But that was when Republicans controlled Congress. Now that the Democrats are in charge, the White House is getting all fiscally responsible. Sort of.
Bush vetoed a $22 billion spending increase and rejected Congress’ offer of an $11 billion hike, but then announced this week that he was “pleased” with a budget bill, passed on Monday, that would exceed that $11 billion limit with “emergency” spending on border security, veterans care, and other items.
What got cut in the process? Title 1 funding of $280 million, and $250 million for special education — a program which, many years ago, Congress vowed would be 40 percent federally funded.
Meanwhile, Congress and the president all but guaranteed the deficit will rise next year after Congress approved an arguably needed $50 billion rollback of the Alternative Minimum Tax (originally meant for wealthy taxpayers but now affecting 20 million upper-middle-income households, according to the Post) but without new offsetting taxes on private equity managers, which Bush opposed.

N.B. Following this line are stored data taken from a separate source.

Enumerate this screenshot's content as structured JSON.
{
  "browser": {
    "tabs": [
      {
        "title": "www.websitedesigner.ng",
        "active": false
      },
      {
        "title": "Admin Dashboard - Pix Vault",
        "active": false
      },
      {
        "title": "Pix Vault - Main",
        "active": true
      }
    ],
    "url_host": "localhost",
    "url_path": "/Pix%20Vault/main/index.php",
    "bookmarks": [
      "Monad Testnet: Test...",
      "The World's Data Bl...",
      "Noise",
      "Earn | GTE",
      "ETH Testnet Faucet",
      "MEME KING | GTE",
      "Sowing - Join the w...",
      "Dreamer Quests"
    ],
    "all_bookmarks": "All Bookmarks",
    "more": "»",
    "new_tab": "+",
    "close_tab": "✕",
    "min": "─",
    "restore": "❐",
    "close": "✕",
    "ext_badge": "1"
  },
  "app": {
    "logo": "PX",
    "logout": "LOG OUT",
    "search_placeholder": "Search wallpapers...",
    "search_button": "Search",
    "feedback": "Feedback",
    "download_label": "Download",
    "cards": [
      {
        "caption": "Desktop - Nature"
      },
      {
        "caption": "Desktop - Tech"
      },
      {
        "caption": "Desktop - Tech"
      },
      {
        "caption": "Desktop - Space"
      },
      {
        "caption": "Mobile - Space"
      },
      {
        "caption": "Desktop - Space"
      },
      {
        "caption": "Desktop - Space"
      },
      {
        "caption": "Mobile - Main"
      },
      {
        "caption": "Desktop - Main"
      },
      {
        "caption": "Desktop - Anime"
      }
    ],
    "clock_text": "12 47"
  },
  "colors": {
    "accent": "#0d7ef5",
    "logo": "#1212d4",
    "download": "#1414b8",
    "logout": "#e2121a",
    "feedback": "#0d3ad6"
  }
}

“I have difficulty seeing how $11 billion or $22 billion in discretionary spending on the domestic side of the equation is so fiscally irresponsible when juxtaposed against these major AMT provisions of $50 billion, or certainly against the $70-plus billion they want for the global war on terror, Iraq, and Afghanistan,” G. William Hoagland, a budget adviser to former Republican Senate Majority Leader Bill Frist, told the Post. “It doesn’t pass the sensible man’s test.”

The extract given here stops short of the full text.